The Israel Chronicles: Day 1 – May 19 (Saturday)


Last night was the beginning of Shabbat (the Hebrew word we’re translated as Sabbath), so the streets of Tel Aviv we nearly dead after sundown (as you know, the Hebrew day starts at sundown, not sunrise). And, praise God, I slept soundly; I only woke up long enough for me to wonder if I would be able to fall alseep again. I think by tomorrow I’ll be completely on Israel time.

8 am we all loaded on the bus.  Our first and only night in Tel Aviv was over; time to start the tour. First stop: Caesarea Maritima (Caesarea by the Sea). This was the Roman capital in Israel. We explored a Roman theater, learned all about the “clanging gongs” (more literally a “sounding brass”) and “tinkling symbols”.

We saw the palace of the Agrippas (and whoever else) and I actually stood where Paul appealed to Caesar. Within the same household (1 generation prior) Herod Agrippa was eaten by worms here too. Gross, yes. But also awesome.

The agrippas had a sweet set up; their palace (rather small), was right on the Mediterranean Sea, with a theater to the south and a chariot-racing stadium to the north. Everything in Israel is made from stone; picture various shades of brown (Nacho Libre quote “My favorite color is light-tan”). The contrast that with the most vibrant sapphire-blue water you can imagine, and you’re seeing what I enjoyed this morning.

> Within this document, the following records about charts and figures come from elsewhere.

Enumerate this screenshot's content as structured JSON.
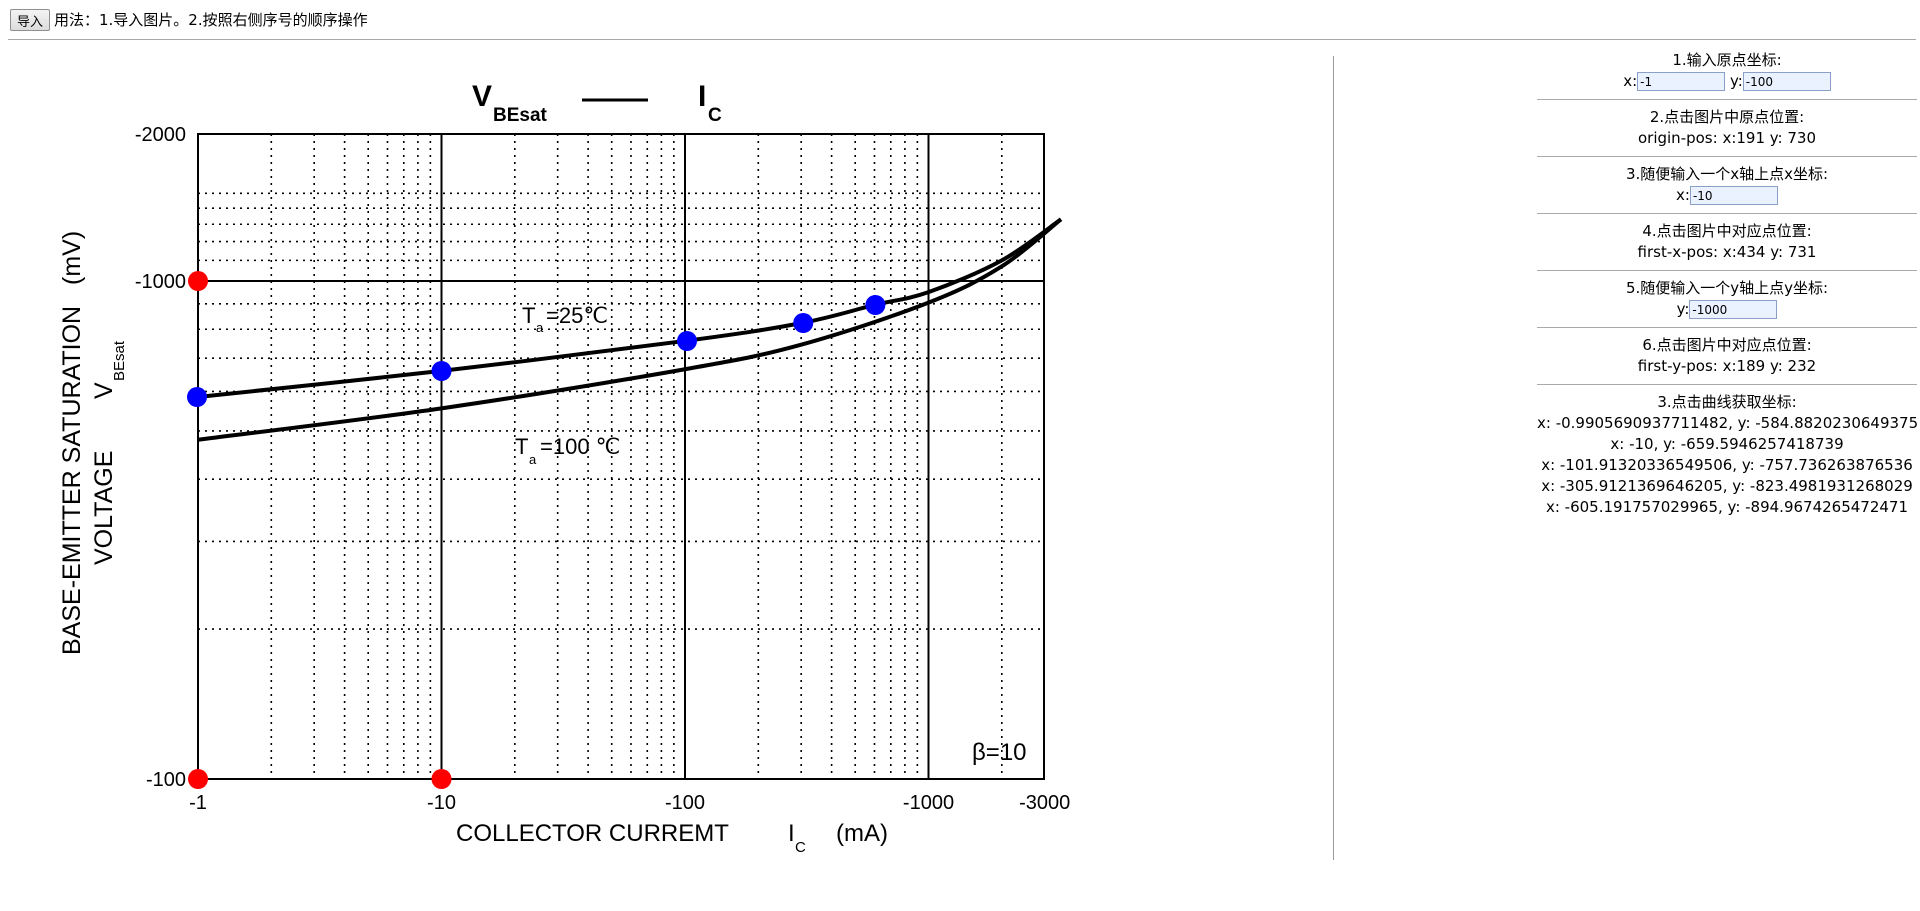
{
  "toolbar": {
    "import_label": "导入",
    "usage_text": "用法：1.导入图片。2.按照右侧序号的顺序操作"
  },
  "panel": {
    "step1": {
      "title": "1.输入原点坐标:",
      "x_label": "x:",
      "x_value": "-1",
      "y_label": "y:",
      "y_value": "-100"
    },
    "step2": {
      "title": "2.点击图片中原点位置:",
      "value": "origin-pos: x:191 y: 730"
    },
    "step3": {
      "title": "3.随便输入一个x轴上点x坐标:",
      "x_label": "x:",
      "x_value": "-10"
    },
    "step4": {
      "title": "4.点击图片中对应点位置:",
      "value": "first-x-pos: x:434 y: 731"
    },
    "step5": {
      "title": "5.随便输入一个y轴上点y坐标:",
      "y_label": "y:",
      "y_value": "-1000"
    },
    "step6": {
      "title": "6.点击图片中对应点位置:",
      "value": "first-y-pos: x:189 y: 232"
    },
    "step7": {
      "title": "3.点击曲线获取坐标:",
      "results": [
        "x: -0.9905690937711482, y: -584.8820230649375",
        "x: -10, y: -659.5946257418739",
        "x: -101.91320336549506, y: -757.736263876536",
        "x: -305.9121369646205, y: -823.4981931268029",
        "x: -605.191757029965, y: -894.9674265472471"
      ]
    }
  },
  "chart_data": {
    "type": "line",
    "title_main": "V",
    "title_sub": "BEsat",
    "title_main2": "I",
    "title_sub2": "C",
    "xlabel": "COLLECTOR CURREMT",
    "xlabel_var": "I",
    "xlabel_var_sub": "C",
    "xlabel_unit": "(mA)",
    "ylabel_line1": "BASE-EMITTER SATURATION",
    "ylabel_unit": "(mV)",
    "ylabel_line2": "VOLTAGE",
    "ylabel_var": "V",
    "ylabel_var_sub": "BEsat",
    "x_scale": "log",
    "y_scale": "log",
    "x_ticks": [
      "-1",
      "-10",
      "-100",
      "-1000",
      "-3000"
    ],
    "y_ticks": [
      "-2000",
      "-1000",
      "-100"
    ],
    "xlim": [
      1,
      3500
    ],
    "ylim": [
      100,
      2000
    ],
    "grid": true,
    "annotation": "β=10",
    "series": [
      {
        "name_main": "T",
        "name_sub": "a",
        "name_rest": "=25℃",
        "x": [
          1,
          10,
          100,
          300,
          600,
          1000,
          2000,
          3500
        ],
        "y": [
          585,
          660,
          758,
          823,
          895,
          950,
          1100,
          1330
        ]
      },
      {
        "name_main": "T",
        "name_sub": "a",
        "name_rest": "=100 ℃",
        "x": [
          1,
          10,
          100,
          300,
          1000,
          2000,
          3500
        ],
        "y": [
          480,
          555,
          665,
          745,
          905,
          1070,
          1330
        ]
      }
    ],
    "calibration_points": [
      {
        "x": 1,
        "y": 1000
      },
      {
        "x": 1,
        "y": 100
      },
      {
        "x": 10,
        "y": 100
      }
    ],
    "picked_points": [
      {
        "x": 0.9905690937711482,
        "y": 584.8820230649375
      },
      {
        "x": 10,
        "y": 659.5946257418739
      },
      {
        "x": 101.91320336549506,
        "y": 757.736263876536
      },
      {
        "x": 305.9121369646205,
        "y": 823.4981931268029
      },
      {
        "x": 605.191757029965,
        "y": 894.9674265472471
      }
    ],
    "colors": {
      "calibration": "#ff0000",
      "picked": "#0000ff",
      "curve": "#000000"
    }
  }
}
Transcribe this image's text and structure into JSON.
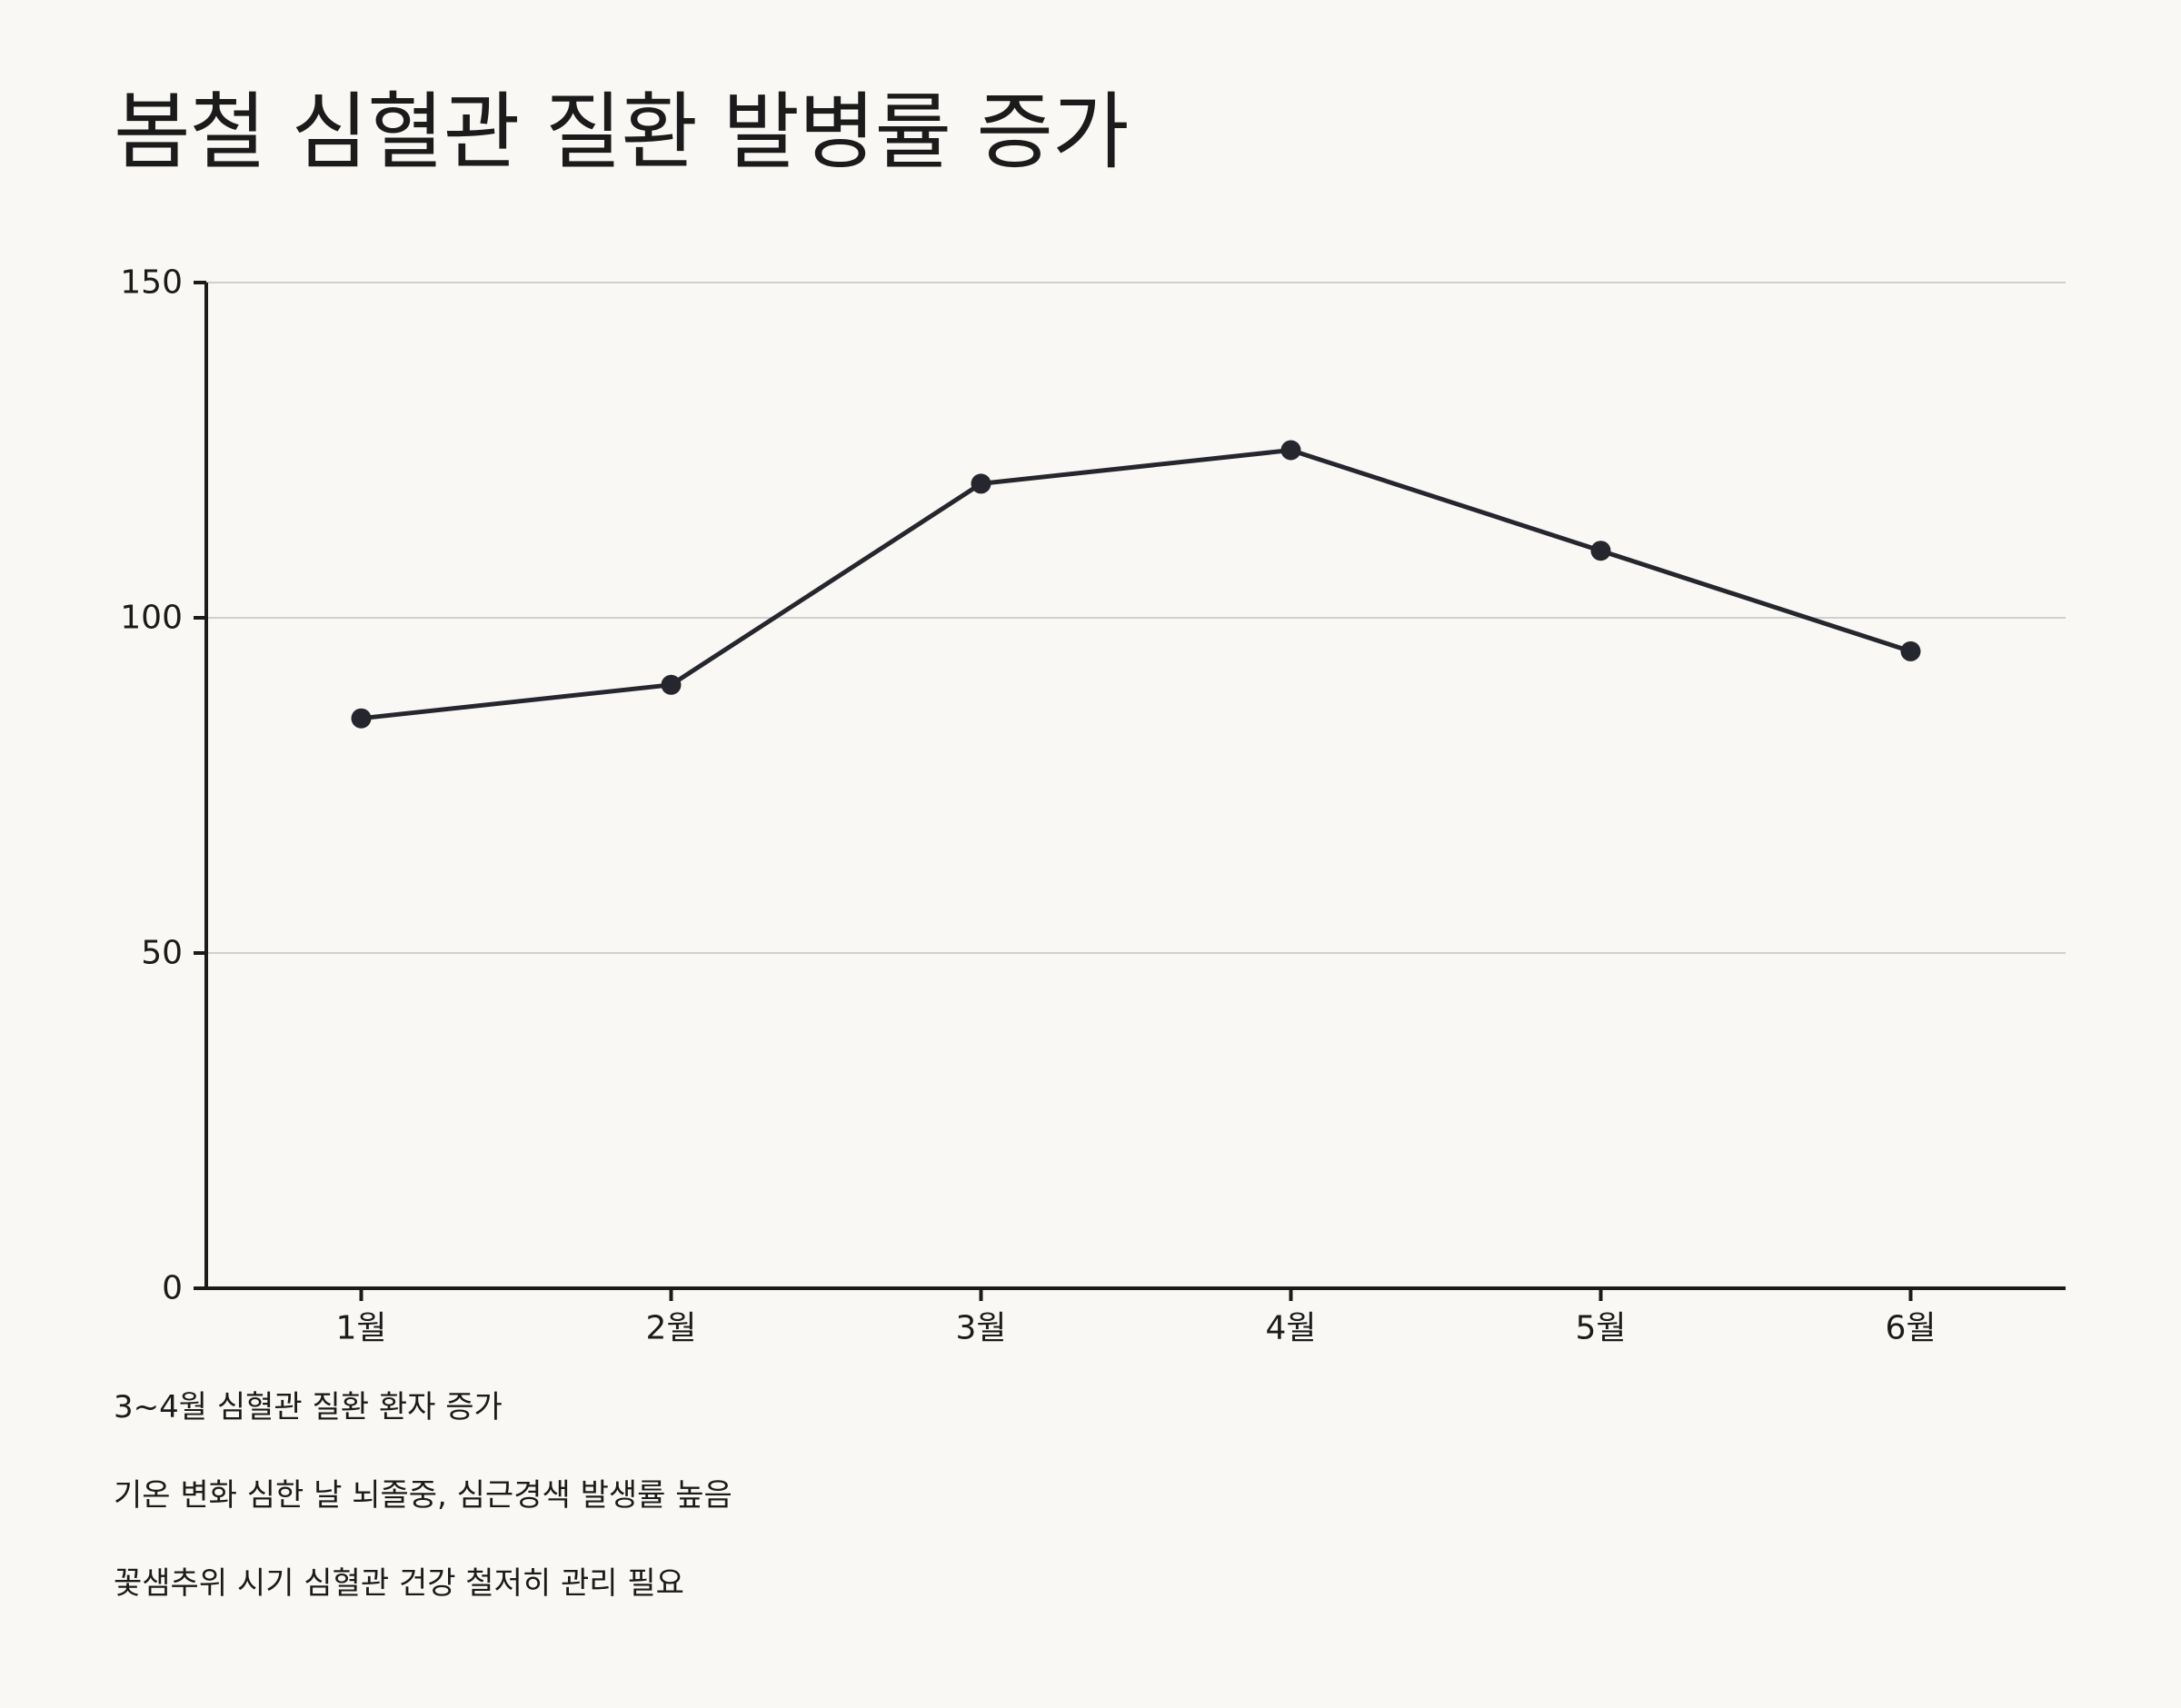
{
  "chart_data": {
    "type": "line",
    "title": "봄철 심혈관 질환 발병률 증가",
    "categories": [
      "1월",
      "2월",
      "3월",
      "4월",
      "5월",
      "6월"
    ],
    "series": [
      {
        "name": "심혈관 질환 발병률",
        "values": [
          85,
          90,
          120,
          125,
          110,
          95
        ]
      }
    ],
    "ylim": [
      0,
      150
    ],
    "yticks": [
      0,
      50,
      100,
      150
    ],
    "xlabel": "",
    "ylabel": "",
    "grid": true,
    "colors": {
      "line": "#26262e",
      "marker": "#26262e",
      "grid": "#cfcfcc",
      "axis": "#1b1b1b",
      "background": "#f9f8f4"
    }
  },
  "notes": [
    "3~4월 심혈관 질환 환자 증가",
    "기온 변화 심한 날 뇌졸중, 심근경색 발생률 높음",
    "꽃샘추위 시기 심혈관 건강 철저히 관리 필요"
  ]
}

Next we went up to Mount Carmel, most literally Karem = vineyard, El = God. “God’s vineyard”. You don’t irrigate a vineyard; it “waters itself” by absorbing the morning dew. The Carmel Ridge (it’s not really a mountain) is one of the most “wet” parts of Israel. It almost always recieves rainfall in the rainy season. The farther north and west you go in the country, the greener it it grows. Mount Carmel overlooks the valley of Meggido, the largest agricultural plain in Israel. So when King Solomon says, “Your head corwns you like Carmel” in Song of Songs 7:5, he menas she has beautiful, rich hair.

From this height, I could see the Mediterranean Sea, Nazareth, Nain, Shunnam, and Mount Tabor. Israel, at its widest part, is only 50 miles across. Isn’t that wild? Over looking the plain, we studied Rev 16:13-21: valley of Meggido = Har-Magedon = Armageddon. This si where, after the 7 years of tribulation are over and all the nations turn on the Jews in fury, Jesus returns in judgement for the earth before He establishes His millenial Kingdom. In the Hebrew perspective contemporary to John, God does not send judgement to you, He merely harvests whatever you sowed for yourself. We grew the grapes, and God gives “the cup of the wine of his ferice wrath.” Rev 16:19.

Then we stopped for lunch, and we’re off to Zippori. Nothing Biblically happened here, but this is the only archologically excavated Roman villa close to Jesus’ time we have in Israel. So we walked through a house much like the Pharisees and Sadducees would own in Jesus’ day. I now have a visual setting for Luke 14-17.

And finally, to Nazareth! Funny enought, modern Nazareth is much, much bigger than Jesus’ hometown; it completely encircles the original site. The Catholic Church of the Annunciation (where we celebrate Gabriel announcing Mary’s upcoming pregnancy) actually sits on top of the majority of historic Nazareth. So it’s a pretty good assumption that this church is the actual site, since Nazareth was Joseph and Mary’s hometown. The central altar of the church is surrounded by stained glass windows, and the upper level is the modern church, built in 1968, with a brand new, HUGE pipe organ. All around the sanctuary are mosaics, paintings or statues of Mary and Jess from various Catholic churches around the globe. They very door of the church shared the Gospel, walking you through Jesus’ whole life, announcement to ascension.

Then we went “next door”, to an excavation right next to the church, examing what the average Nazareth and Bethelehem home looked like: a cave. There isn’t really enough wood in the area to turn into lumber for building a house, and caves are significantly cooler than the stone houses they make in Israel. These caves have three chambers: a family room (where you eat, sleep, etc), a guest room (sometimes used for storage as well), and in the back is the winter-stable. Since the second room is used for guests, we have translated it as “inn”. That gives the Christmas story a new light, doesn’t it? Rather than picturing Joseph checking every Israeli motel for a spare room, we see Joseph and Mary (the un-wed-but-pregnant youngster) so ostracised in the community that they aren’t even accepted in anyone’s guest room. Instead, Mary has to give birth in an overcrowded cave, with the animals. Christmas is so much more real now.